Pero es cuando la lluvia, la interminable lluvia
agobiante del trópico, le moja las hazañas
que él reconstruye el siglo
y nos da testimonio meticulosamente
de la naturaleza cotidiana de América
y, por primera vez, desciende a las comidas
solo porque esta vez se trata de nosotros:
hijos definitivos del sol germinador.
Entonces nos precede cinco siglos, porque él como nosotros
entiende que el poeta gusta la pulpa y busca
entretanto el carozo, el hueso de la vida.
Así es que nos escribe y nos describe, aunque por lo fastuoso,
en los rituales actos de nutrir nuestro cuerpo
no solo con la médula sino con el sabor y el olor lujurioso:
«En el comer, le tenían sus cocineros
sobre treinta maneras de guisados hechos a su manera y usanza
y tenían los puestos en braseros de barro chico debajo,
porque no se enfriasen y de aquello que el gran MONTEZUMA
había de comer, guisaban más de trescientos platos
sin más de mil para la gente de guarda…».
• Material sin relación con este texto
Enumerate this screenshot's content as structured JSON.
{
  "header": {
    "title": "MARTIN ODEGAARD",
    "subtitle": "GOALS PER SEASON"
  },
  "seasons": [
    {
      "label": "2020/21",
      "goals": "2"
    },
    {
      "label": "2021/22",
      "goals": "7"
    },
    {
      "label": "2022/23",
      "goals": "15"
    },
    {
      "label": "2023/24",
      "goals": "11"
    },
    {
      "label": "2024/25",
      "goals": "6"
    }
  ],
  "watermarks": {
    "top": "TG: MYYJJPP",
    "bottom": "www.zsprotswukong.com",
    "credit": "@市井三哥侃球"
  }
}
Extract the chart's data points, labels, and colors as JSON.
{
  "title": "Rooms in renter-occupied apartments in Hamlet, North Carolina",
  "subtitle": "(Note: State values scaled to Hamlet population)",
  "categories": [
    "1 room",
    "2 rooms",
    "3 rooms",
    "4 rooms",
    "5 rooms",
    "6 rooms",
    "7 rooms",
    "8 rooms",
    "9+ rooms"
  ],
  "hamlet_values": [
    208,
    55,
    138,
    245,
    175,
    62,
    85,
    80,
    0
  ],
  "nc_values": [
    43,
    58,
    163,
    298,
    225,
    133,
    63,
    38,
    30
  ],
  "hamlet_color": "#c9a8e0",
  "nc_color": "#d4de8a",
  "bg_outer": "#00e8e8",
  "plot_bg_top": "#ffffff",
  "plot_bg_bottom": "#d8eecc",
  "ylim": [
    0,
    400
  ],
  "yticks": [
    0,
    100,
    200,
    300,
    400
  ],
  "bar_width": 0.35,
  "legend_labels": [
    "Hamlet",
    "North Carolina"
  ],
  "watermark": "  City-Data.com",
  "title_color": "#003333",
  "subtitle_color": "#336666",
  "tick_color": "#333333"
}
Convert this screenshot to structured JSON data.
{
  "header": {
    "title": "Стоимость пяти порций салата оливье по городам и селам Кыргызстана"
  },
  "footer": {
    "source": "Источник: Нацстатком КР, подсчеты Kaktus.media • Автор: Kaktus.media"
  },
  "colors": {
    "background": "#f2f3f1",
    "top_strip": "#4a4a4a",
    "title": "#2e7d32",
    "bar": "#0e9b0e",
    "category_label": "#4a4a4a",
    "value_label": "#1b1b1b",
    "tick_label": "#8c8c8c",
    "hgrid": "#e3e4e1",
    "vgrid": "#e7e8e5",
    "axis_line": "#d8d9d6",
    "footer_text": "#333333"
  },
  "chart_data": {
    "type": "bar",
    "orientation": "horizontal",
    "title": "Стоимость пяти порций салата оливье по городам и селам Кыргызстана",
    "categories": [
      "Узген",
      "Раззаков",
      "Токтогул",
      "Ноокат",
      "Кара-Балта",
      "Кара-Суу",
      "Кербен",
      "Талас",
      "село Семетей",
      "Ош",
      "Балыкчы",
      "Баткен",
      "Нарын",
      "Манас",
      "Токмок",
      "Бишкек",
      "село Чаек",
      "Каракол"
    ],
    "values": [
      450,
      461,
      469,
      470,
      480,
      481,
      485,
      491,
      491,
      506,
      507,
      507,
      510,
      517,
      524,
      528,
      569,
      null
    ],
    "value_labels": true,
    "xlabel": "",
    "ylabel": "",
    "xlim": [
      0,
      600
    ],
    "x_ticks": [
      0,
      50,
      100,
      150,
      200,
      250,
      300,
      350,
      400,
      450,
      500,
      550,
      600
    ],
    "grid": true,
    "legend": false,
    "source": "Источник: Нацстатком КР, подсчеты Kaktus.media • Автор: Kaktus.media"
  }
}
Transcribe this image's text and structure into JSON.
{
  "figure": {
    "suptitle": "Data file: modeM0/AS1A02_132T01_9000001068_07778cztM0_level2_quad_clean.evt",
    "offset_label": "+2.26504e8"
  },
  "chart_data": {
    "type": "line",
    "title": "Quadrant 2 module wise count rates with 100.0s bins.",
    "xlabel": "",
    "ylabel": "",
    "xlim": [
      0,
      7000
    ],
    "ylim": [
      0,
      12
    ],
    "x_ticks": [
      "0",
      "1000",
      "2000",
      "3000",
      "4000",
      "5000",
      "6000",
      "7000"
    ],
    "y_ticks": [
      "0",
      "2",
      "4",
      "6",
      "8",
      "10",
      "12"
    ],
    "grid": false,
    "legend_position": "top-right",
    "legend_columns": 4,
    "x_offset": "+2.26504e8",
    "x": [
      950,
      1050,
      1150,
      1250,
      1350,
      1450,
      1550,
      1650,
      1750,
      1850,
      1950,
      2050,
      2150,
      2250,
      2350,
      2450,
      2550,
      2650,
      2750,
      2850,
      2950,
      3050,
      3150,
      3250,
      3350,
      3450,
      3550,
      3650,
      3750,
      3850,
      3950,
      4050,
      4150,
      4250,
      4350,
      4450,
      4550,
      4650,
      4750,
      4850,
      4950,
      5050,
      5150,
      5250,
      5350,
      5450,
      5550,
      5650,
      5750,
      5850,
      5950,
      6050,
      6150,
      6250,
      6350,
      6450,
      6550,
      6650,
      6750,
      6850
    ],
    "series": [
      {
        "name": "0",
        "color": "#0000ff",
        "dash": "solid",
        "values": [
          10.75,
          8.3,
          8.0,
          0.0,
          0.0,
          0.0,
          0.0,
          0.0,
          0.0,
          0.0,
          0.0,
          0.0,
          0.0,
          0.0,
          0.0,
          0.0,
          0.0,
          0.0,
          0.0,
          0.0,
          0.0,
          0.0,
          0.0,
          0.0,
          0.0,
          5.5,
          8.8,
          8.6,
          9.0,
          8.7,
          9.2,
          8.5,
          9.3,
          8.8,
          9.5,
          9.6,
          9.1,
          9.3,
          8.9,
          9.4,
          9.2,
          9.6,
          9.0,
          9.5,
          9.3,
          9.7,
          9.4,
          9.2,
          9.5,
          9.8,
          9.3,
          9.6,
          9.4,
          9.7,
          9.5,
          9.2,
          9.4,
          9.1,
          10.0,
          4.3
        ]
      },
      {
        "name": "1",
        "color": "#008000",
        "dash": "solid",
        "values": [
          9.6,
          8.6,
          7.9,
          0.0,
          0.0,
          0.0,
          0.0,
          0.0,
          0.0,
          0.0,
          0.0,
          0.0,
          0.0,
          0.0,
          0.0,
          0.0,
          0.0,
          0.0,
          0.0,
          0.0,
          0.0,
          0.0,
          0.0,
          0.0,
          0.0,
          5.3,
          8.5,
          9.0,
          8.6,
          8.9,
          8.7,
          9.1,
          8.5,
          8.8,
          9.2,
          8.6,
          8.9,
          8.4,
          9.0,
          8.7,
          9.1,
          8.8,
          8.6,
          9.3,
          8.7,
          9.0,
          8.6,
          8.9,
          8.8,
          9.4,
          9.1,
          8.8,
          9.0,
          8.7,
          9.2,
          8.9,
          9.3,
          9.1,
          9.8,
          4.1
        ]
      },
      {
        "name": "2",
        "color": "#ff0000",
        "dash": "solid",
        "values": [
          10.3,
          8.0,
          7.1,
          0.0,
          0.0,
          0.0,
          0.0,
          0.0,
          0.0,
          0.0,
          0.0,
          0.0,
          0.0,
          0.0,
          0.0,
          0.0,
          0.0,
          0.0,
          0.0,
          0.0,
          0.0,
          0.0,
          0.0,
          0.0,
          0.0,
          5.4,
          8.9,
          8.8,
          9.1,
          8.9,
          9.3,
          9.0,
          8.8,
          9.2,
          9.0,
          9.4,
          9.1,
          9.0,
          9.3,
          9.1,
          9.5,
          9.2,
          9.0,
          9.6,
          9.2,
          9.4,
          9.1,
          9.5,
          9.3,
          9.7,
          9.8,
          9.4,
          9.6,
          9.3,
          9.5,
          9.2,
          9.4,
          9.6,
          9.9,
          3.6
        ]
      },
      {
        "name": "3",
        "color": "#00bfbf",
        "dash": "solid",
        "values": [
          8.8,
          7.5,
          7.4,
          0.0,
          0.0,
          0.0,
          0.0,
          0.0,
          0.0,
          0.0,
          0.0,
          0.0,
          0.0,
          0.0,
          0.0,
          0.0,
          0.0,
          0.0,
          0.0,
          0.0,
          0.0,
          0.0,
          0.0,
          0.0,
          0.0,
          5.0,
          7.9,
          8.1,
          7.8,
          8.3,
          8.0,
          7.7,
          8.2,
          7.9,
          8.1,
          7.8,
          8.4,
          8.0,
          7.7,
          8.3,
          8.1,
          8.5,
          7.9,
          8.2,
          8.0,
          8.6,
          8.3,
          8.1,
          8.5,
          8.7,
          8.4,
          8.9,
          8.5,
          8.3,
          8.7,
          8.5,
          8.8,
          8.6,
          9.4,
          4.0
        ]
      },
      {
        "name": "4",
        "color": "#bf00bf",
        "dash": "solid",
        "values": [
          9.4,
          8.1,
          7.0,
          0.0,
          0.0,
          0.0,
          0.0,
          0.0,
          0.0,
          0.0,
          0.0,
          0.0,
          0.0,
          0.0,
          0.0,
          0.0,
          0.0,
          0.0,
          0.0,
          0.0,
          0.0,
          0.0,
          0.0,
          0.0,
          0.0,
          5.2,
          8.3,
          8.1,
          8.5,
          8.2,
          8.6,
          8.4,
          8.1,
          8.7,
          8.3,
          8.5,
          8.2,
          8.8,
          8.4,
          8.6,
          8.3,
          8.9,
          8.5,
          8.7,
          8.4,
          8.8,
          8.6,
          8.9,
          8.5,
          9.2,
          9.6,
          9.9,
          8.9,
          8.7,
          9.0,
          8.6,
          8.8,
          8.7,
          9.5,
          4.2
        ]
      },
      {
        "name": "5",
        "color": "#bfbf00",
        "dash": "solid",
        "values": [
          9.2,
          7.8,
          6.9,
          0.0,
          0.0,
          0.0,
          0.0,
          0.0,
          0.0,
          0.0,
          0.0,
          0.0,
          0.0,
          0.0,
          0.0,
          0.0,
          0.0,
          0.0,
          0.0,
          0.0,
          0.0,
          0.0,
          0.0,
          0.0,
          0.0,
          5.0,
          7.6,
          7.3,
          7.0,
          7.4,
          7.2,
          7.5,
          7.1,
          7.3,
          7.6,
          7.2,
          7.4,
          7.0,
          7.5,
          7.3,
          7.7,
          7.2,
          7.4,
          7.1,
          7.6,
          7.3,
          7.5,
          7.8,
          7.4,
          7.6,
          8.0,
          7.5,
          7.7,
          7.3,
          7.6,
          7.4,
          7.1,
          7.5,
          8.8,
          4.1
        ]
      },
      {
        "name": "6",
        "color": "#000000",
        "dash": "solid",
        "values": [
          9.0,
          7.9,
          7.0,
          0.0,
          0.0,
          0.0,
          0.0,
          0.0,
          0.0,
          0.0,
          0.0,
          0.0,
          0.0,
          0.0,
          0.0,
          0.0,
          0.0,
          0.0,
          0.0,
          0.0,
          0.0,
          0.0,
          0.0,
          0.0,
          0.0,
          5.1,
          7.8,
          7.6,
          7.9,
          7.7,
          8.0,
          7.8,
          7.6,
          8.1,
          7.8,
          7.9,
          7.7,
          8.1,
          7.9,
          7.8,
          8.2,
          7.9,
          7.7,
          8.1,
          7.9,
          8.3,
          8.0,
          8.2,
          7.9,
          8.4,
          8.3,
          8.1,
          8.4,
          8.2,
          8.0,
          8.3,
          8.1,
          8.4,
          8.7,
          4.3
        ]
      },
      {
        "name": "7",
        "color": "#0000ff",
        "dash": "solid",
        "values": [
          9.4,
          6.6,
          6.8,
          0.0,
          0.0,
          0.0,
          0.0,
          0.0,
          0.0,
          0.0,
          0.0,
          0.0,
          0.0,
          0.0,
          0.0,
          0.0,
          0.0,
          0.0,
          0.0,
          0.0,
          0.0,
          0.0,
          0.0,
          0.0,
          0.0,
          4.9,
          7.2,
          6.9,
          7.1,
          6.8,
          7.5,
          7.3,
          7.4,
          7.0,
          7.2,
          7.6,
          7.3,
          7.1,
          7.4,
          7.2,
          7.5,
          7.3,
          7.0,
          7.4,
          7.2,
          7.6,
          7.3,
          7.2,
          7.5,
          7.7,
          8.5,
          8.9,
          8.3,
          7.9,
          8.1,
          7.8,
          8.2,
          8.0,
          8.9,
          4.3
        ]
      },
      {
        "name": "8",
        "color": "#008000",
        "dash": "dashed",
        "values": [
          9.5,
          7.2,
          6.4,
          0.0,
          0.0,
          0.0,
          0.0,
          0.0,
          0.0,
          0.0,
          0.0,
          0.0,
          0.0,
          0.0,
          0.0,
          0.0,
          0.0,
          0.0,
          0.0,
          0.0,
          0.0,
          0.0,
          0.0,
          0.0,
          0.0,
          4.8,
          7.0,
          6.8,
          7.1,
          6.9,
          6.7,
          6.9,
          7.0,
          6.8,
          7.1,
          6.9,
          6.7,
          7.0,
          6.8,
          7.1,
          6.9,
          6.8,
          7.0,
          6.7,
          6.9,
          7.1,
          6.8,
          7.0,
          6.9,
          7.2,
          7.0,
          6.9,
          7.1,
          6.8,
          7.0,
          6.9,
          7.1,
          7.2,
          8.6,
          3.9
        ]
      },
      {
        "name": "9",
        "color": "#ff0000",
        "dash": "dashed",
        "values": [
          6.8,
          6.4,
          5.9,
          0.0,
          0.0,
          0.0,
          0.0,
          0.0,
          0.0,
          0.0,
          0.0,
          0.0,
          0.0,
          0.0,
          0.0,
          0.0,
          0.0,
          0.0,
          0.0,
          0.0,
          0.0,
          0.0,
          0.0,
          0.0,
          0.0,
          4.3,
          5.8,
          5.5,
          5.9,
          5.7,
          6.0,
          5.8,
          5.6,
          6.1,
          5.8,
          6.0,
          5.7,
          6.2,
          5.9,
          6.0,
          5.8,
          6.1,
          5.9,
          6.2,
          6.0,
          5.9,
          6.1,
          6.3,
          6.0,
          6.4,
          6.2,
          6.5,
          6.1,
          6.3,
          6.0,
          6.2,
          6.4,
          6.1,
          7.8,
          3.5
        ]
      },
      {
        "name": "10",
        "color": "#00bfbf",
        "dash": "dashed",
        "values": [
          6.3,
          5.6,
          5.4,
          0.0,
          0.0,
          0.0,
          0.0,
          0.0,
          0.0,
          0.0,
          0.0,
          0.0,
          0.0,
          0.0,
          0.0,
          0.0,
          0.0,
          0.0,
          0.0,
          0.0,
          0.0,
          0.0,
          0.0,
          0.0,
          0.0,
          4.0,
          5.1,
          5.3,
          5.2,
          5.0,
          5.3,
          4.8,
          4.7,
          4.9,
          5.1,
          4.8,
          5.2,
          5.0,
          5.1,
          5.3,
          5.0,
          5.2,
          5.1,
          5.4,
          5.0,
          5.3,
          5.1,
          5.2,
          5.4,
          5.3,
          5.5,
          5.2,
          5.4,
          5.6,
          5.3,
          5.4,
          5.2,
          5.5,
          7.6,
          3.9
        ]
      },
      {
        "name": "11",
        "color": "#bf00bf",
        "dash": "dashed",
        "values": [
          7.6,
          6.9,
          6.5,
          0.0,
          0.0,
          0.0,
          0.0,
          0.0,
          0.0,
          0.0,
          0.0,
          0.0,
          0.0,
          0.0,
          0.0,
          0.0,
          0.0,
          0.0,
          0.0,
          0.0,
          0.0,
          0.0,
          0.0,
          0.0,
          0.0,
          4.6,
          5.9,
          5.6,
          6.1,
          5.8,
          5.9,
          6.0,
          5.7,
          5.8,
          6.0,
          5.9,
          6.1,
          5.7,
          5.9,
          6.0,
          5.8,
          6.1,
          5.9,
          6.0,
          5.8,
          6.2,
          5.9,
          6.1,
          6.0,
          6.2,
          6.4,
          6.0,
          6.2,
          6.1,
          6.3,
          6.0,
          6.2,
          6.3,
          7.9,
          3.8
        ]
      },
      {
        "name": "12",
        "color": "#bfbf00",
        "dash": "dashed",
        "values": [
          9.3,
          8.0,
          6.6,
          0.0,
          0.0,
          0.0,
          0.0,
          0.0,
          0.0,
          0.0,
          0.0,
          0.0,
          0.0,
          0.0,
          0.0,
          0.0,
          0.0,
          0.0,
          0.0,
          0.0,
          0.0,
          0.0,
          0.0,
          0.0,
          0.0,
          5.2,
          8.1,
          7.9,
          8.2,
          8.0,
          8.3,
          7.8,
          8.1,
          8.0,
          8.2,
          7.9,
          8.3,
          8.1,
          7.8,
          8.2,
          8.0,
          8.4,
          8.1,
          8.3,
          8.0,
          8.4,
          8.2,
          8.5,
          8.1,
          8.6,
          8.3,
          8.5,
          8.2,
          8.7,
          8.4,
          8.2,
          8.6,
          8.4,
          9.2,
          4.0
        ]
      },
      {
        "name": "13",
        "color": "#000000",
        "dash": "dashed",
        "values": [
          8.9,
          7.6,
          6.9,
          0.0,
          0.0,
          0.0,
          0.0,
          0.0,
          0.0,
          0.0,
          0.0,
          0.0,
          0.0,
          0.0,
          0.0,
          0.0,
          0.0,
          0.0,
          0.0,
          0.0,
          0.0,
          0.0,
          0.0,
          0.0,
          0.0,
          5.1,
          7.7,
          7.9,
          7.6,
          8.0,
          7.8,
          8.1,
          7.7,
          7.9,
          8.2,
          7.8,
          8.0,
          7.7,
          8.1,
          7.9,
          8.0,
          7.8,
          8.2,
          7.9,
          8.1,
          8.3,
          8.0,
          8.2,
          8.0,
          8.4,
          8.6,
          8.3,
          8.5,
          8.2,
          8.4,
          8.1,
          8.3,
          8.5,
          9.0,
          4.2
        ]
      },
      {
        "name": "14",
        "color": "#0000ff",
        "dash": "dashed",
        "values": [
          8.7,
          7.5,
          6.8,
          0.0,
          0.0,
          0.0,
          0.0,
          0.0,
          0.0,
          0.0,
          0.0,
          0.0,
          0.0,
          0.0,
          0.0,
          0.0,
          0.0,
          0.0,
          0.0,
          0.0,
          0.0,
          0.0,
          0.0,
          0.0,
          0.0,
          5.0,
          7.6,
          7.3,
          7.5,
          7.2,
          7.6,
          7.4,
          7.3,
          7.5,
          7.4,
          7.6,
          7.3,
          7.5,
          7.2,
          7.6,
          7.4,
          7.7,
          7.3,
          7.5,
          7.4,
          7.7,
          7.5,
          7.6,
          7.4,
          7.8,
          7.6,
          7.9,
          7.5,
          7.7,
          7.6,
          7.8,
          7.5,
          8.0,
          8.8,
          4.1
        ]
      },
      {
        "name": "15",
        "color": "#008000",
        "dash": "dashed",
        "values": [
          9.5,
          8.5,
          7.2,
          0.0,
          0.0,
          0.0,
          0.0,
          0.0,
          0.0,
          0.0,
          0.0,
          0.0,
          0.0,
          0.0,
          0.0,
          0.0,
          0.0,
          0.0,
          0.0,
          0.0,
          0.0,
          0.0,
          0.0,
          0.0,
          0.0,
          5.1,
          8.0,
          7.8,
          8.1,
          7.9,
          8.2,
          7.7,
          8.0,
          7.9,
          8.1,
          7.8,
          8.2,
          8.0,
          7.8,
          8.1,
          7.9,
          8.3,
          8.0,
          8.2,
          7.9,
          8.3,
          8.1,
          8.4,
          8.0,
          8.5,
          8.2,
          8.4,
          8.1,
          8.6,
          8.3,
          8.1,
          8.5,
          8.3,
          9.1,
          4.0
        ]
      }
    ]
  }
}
Hay un olor a frutas, hay un color demente,
se siente el movimiento ceremonial del cántaro
volcando el mediodía torrencial de los vinos
y la vida tañendo por entre las vajillas.
7
Encandilado sigue. Con los ojos ardiendo
mira hacia su memoria, reconstruye a relámpagos:
«… y cuando habían de comer salíase MONTEZUMA
algunas veces con sus principales y mayordomos
y le señalaban cuál guisado era mejor
y de qué aves y cosas estaba guisado
y de lo que le decían de aquello había de comer
y cuando salía a verlos eran pocas veces
y como por pasatiempo…».
Cronista ya de prosa terrestre,
Bernal describe al príncipe comiendo como príncipe.
Enjaulado en la lluvia, ceñido por la muerte,
mezcla los sucedidos y desfonda los hechos:
«oí decir que le solían guisar carnes de muchachos
de poca edad, y, como le tenían tantas diversidades
de guisados y, de tantas cosas, no lo echábamos de ver
si era carne humana o de otras cosas,
porque cotidianamente le guisaban gallinas,
gallos de papadas, faisanes,
perdices de la tierra, codornices,
patos mansos y bravos, venado,
puerco de la tierra,
pajaritos de caña
y palomas y liebres y conejos
y muchas maneras de aves
y cosas que se crían en esta tierra, que son tantas
que no acabaré de nombrar tan presto…».
Y luego su atavío y las maneras de su servicio
«al tiempo de comer». Lumbre de ascuas olorosas,
blancos manteles, ídolos tallados en la mesa
«… y cuatro mujeres muy hermosas y limpias
le daban agua a mano… Y le daban sus toallas
y otras dos mujeres le traían el pan de tortillas…».
Al fin pues, hay noticias de aroma y abundancia
en la gesta famélica de los dioses oceánicos
solo porque la lluvia le ceñía la muerte
y él daba fe, escribiendo entre grandes relámpagos.